The index case for the first confirmed case in Cambodia collected dead chickens in early 2005. He developed symptoms and died, but was never tested. His sister subsequently developed symptoms and subsequently was hospitalized in Vietnam, where she was lab confirmed after she died.

In 2005 there were multiple clusters in Vietnam. The clusters in 2004 and 2005 were written up and published by the CDC. The vast majority of the clusters had gaps in disease onset dates.

The first confirmed case in Indonesia was also a cluster. The index case was initially diagnosed as having bacterial pneumonia. When she was finally tested for H5N1, her tittered had already risen to 64, as confirmed by the CDC and Hong Kong. A seconad sample, collected three days later had an even higher titer, 128, but since the titer wasn’t four fold higher than the initially collection, which should have been collected on admission, the case was not confirmed. Her sister subsequently developed symptoms and died, but was never tested. Her father was PCR confirmed and the isolated H5N1 is the current vaccine target for clade 2.1.

Clusters are common in Indonesia, and all initial confirmations were from clusters. The Tangerang cluster above was followed by a cluster involving an index case and her nephew. The aunt died and H5N1 was isolated, but her nephew’s case was mild. H5N1 was detected because he was among contacts tested, but H5N1 wasn’t isolated. That cluster was followed by a mild cluster on Sumatra, but virus was not isolated from any of the confirmed cases, and most were confirmed by antibody level. These three clsuters were also reported in the New England Journal of Medicine.

Subsequent reported cases from Indonesia had a higher case fatality rate.

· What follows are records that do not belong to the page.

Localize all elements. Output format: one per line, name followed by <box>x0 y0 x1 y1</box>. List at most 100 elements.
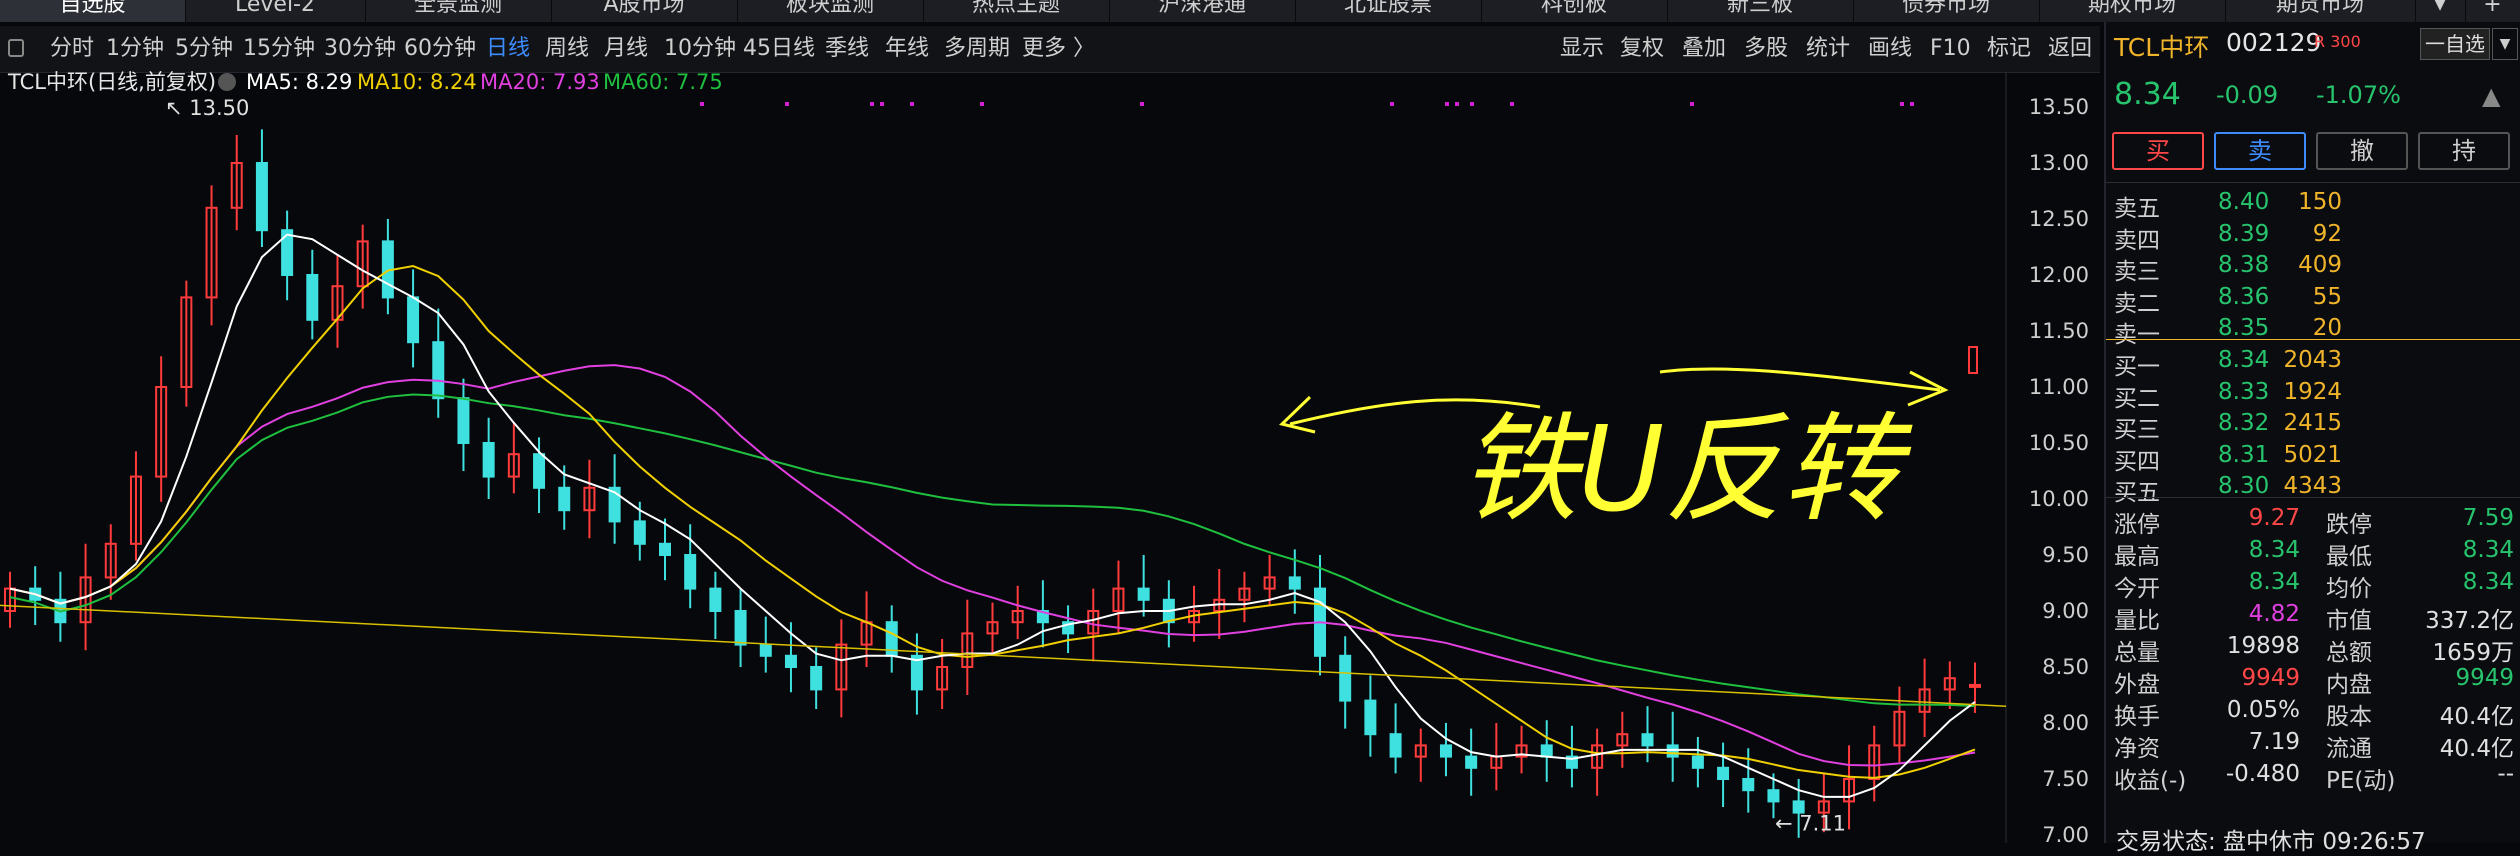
tool-0[interactable]: 显示 <box>1560 26 1604 72</box>
collapse-icon[interactable] <box>8 39 24 57</box>
asks-label: 卖二 <box>2114 290 2160 317</box>
tab-11[interactable]: 期权市场 <box>2039 0 2226 22</box>
stat-value: 7.19 <box>2248 729 2300 755</box>
bids-volume: 4343 <box>2283 473 2342 499</box>
tab-3[interactable]: A股市场 <box>551 0 738 22</box>
stat-label: 最高 <box>2114 544 2160 570</box>
asks-label: 卖一 <box>2114 322 2160 348</box>
tool-7[interactable]: 标记 <box>1987 26 2031 72</box>
tool-8[interactable]: 返回 <box>2048 26 2092 72</box>
tab-2[interactable]: 全景监测 <box>365 0 552 22</box>
stat-value: 9949 <box>2455 665 2514 691</box>
tab-12[interactable]: 期货市场 <box>2225 0 2416 22</box>
signal-dot <box>880 102 884 106</box>
tool-4[interactable]: 统计 <box>1806 26 1850 72</box>
tool-3[interactable]: 多股 <box>1744 26 1788 72</box>
bids-volume: 5021 <box>2283 441 2342 468</box>
price-marker <box>1968 346 1978 374</box>
price-tick: 10.50 <box>2028 431 2089 455</box>
price-tick: 9.50 <box>2042 543 2089 567</box>
stat-label: 总量 <box>2114 640 2160 666</box>
tab-7[interactable]: 北证股票 <box>1295 0 1482 22</box>
stock-code: 002129 <box>2226 28 2322 57</box>
tab-14[interactable]: + <box>2465 0 2520 22</box>
low-label: ← 7.11 <box>1775 812 1846 836</box>
tab-13[interactable]: ▾ <box>2415 0 2466 22</box>
tool-2[interactable]: 叠加 <box>1682 26 1726 72</box>
bids-label: 买三 <box>2114 417 2160 443</box>
stat-label: 均价 <box>2326 576 2372 602</box>
price-tick: 7.00 <box>2042 823 2089 847</box>
signal-dot <box>980 102 984 106</box>
tool-5[interactable]: 画线 <box>1868 26 1912 72</box>
stat-value: 1659万 <box>2432 640 2514 666</box>
stat-label: 跌停 <box>2326 512 2372 538</box>
trade-button-1[interactable]: 卖 <box>2214 132 2306 170</box>
period-13[interactable]: 多周期 <box>944 26 1010 72</box>
candle-body <box>482 442 495 478</box>
tool-1[interactable]: 复权 <box>1620 26 1664 72</box>
bids-volume: 2043 <box>2283 347 2342 373</box>
candle-body <box>1339 654 1352 702</box>
trade-button-0[interactable]: 买 <box>2112 132 2204 170</box>
signal-dot <box>870 102 874 106</box>
stat-value: 40.4亿 <box>2439 704 2514 730</box>
stock-name: TCL中环 <box>2114 33 2210 62</box>
stat-label: 外盘 <box>2114 672 2160 698</box>
candle-body <box>1288 576 1301 590</box>
price-tick: 11.50 <box>2028 319 2089 343</box>
handwritten-note: 铁U反转 <box>1460 400 1913 538</box>
candle-body <box>558 486 571 512</box>
candle-body <box>734 610 747 646</box>
stat-value: 0.05% <box>2226 697 2300 723</box>
tab-5[interactable]: 热点主题 <box>923 0 1110 22</box>
add-watchlist-button[interactable]: 一自选 <box>2420 28 2490 60</box>
trend-line <box>0 604 2007 707</box>
period-11[interactable]: 季线 <box>825 26 869 72</box>
stat-label: PE(动) <box>2326 768 2396 794</box>
tab-6[interactable]: 沪深港通 <box>1109 0 1296 22</box>
bids-volume: 1924 <box>2283 378 2342 405</box>
trade-button-3[interactable]: 持 <box>2418 132 2510 170</box>
stat-label: 涨停 <box>2114 512 2160 538</box>
period-14[interactable]: 更多 〉 <box>1022 26 1095 72</box>
asks-volume: 92 <box>2312 220 2342 247</box>
candle-body <box>659 542 671 556</box>
candle-body <box>432 341 445 400</box>
stat-label: 净资 <box>2114 736 2160 762</box>
stat-label: 换手 <box>2114 704 2160 730</box>
arrow-right-stroke <box>1659 367 1941 392</box>
candle-body <box>1540 744 1553 758</box>
stat-value: 9949 <box>2241 665 2300 691</box>
candle-body <box>1742 778 1755 792</box>
tab-10[interactable]: 债券市场 <box>1853 0 2040 22</box>
stat-label: 市值 <box>2326 608 2372 634</box>
signal-dot <box>1470 102 1474 106</box>
candle-body <box>255 162 268 232</box>
tab-8[interactable]: 科创板 <box>1481 0 1668 22</box>
kline-chart[interactable]: ↖ 13.50 ← 7.11 铁U反转 <box>0 72 2100 843</box>
price-change: -0.09 <box>2216 81 2279 109</box>
dropdown-icon[interactable]: ▼ <box>2492 28 2518 60</box>
bell-icon[interactable]: ▲ <box>2482 82 2500 110</box>
candle-body <box>457 397 470 445</box>
trade-button-2[interactable]: 撤 <box>2316 132 2408 170</box>
asks-label: 卖四 <box>2114 227 2160 254</box>
stat-label: 今开 <box>2114 576 2160 602</box>
stat-value: 8.34 <box>2248 537 2300 563</box>
quote-panel: TCL中环 002129 R 300 一自选 ▼ 8.34 -0.09 -1.0… <box>2104 22 2520 855</box>
asks-volume: 409 <box>2298 252 2342 278</box>
stat-label: 内盘 <box>2326 672 2372 698</box>
tab-4[interactable]: 板块监测 <box>737 0 924 22</box>
asks-volume: 150 <box>2298 189 2342 215</box>
tool-6[interactable]: F10 <box>1930 26 1971 72</box>
period-12[interactable]: 年线 <box>885 26 929 72</box>
tab-9[interactable]: 新三板 <box>1667 0 1854 22</box>
bids-price: 8.32 <box>2218 410 2270 436</box>
tab-1[interactable]: Level-2 <box>185 0 366 22</box>
candle-body <box>759 643 772 657</box>
signal-dot <box>1690 102 1694 106</box>
stat-label: 收益(-) <box>2114 768 2187 794</box>
bids-label: 买一 <box>2114 354 2160 380</box>
tab-0[interactable]: 自选股 <box>0 0 186 22</box>
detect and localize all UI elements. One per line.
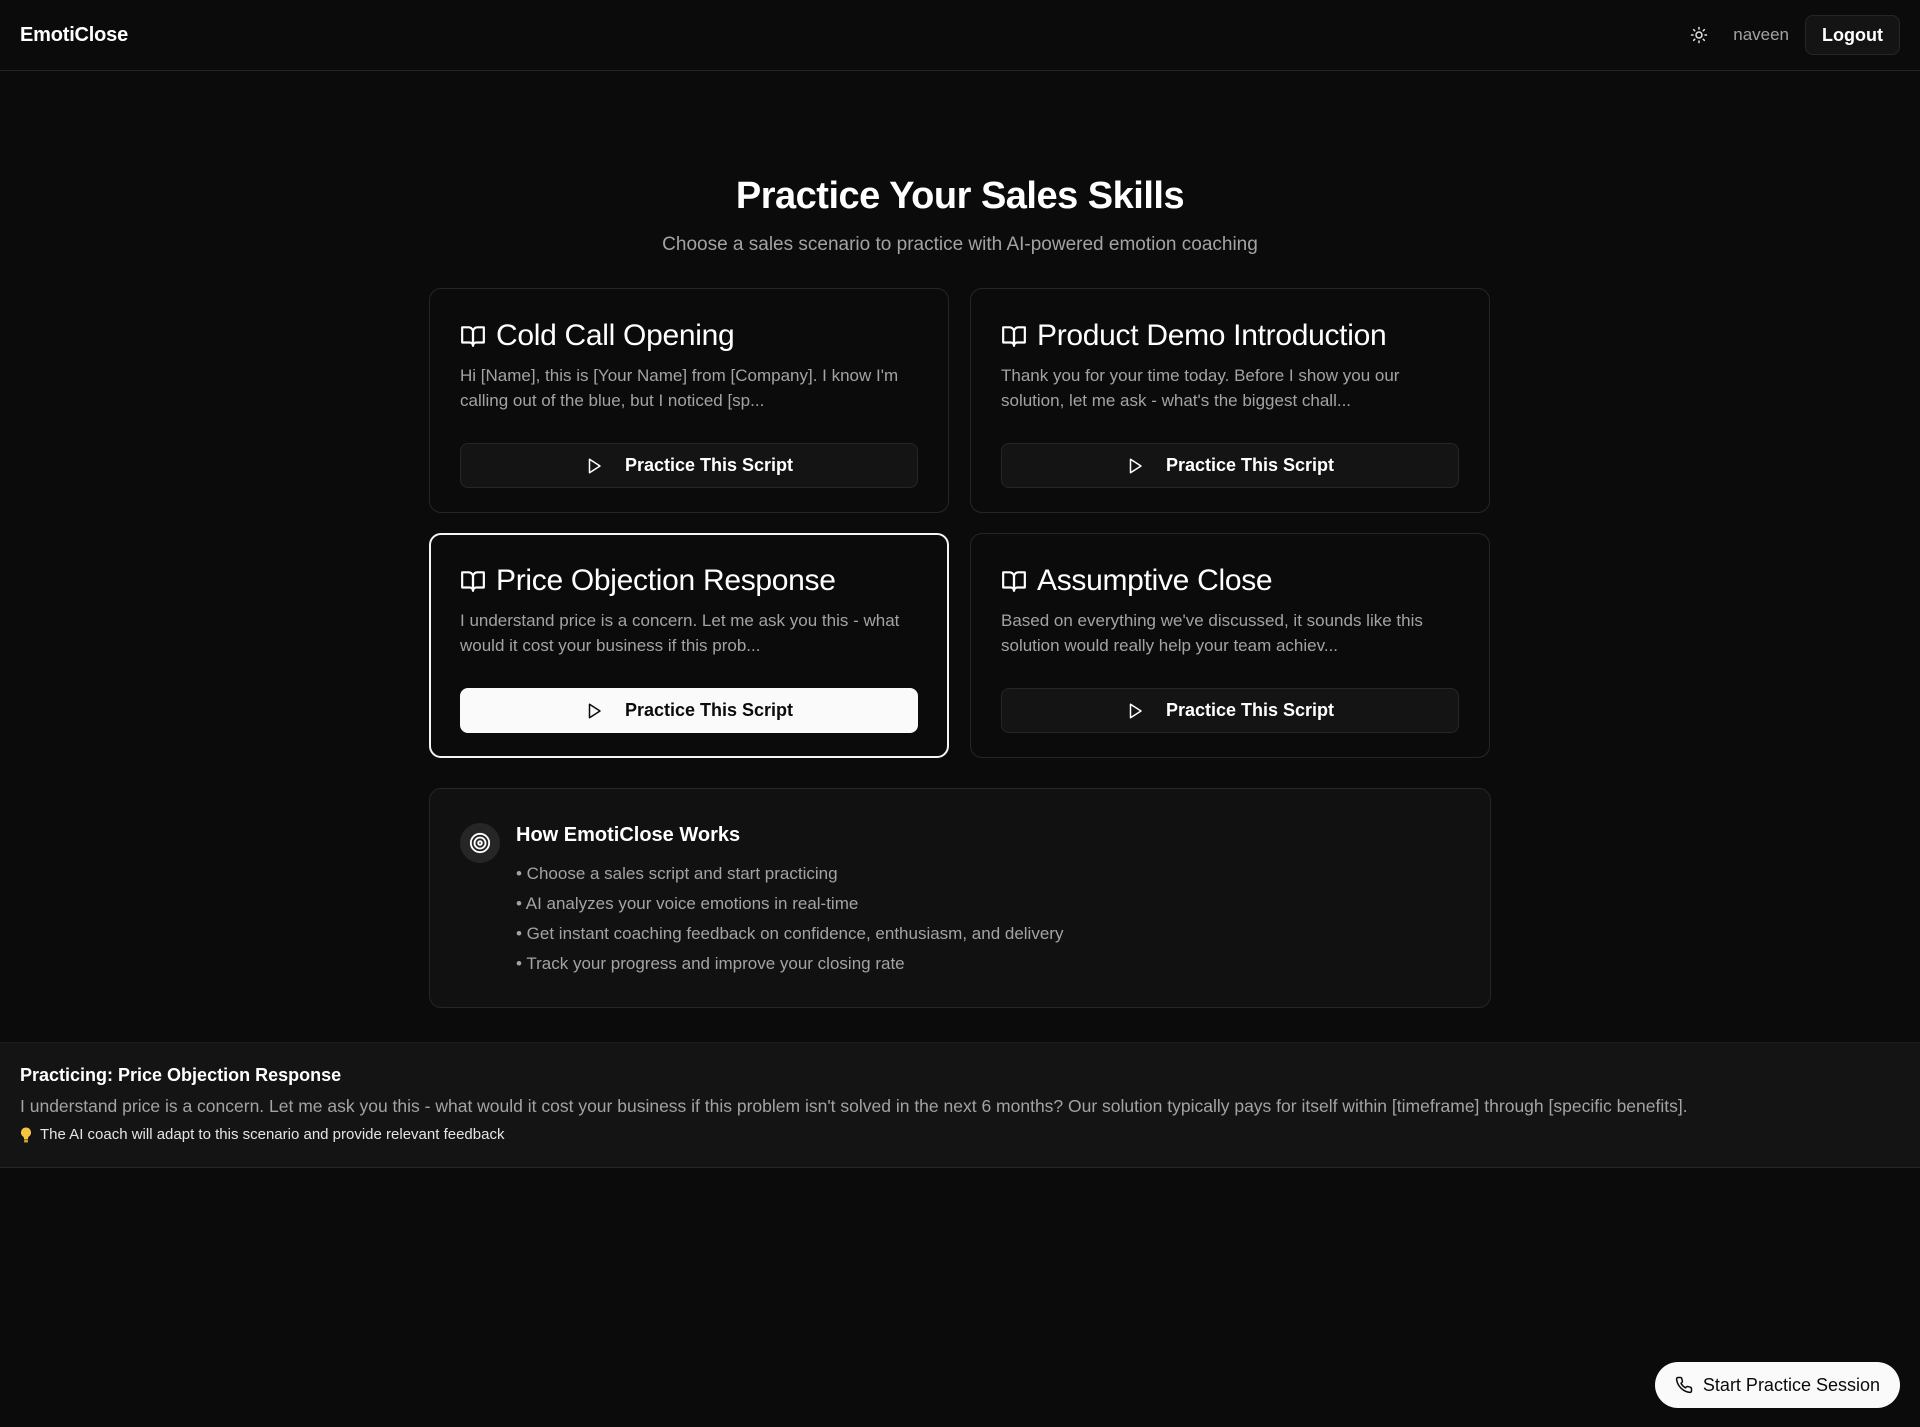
list-item: • AI analyzes your voice emotions in rea… bbox=[516, 894, 859, 913]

On Sumatra in 2006 six of seven members of the Karo cluster died. That cluster involved the index case infecting five family members including a brother who infected his son. That H2H2H cluster was easily identified, but no sample was collected from the index case.

An even larger cluster was a Garut the following year. Three independent clusters were identified with an H5N1 confirmed case in each cluster. However, none of the index cases fro the three clusters were tested and all died. Subsequent contacts developed symptoms and were hospitalized, but use of a Tamiflu blanket lowered viral loads and all symptomatic contacts tested negative.

More recently, Indonesia has ignored obvious misdiagnosis in cluster members, even after H5N1 has been confirmed. A series of such clusters involving fatal infections in index cases as lung inflammation, dengue fever, and typhus preceded the news blackout and reporting delays fro H5N1 cases.

False negatives have also been generated by degraded samples. In Turkey, almost all 21 cases confirmed locally were in clusters, but only 12 were confirmed in England. Similarly, only one of the cluster members in Pakistan tested positive by PCR, but four were subsequently confirmed by antibody increases.

Thus, the number of negatives due to failures to collect or preserve samples or limits in testing procedures, coupled with misdiagnosis has led to a gross undercount of official clusters.

However, recent clusters such as those in Hunan and Vietnam have clear evidence of human to human transmission, even though the samples from the index cases were not collected.

These H2H clusters are further supported by the explosion of confirmed cases in China (see updated map), which are causes of increased concern.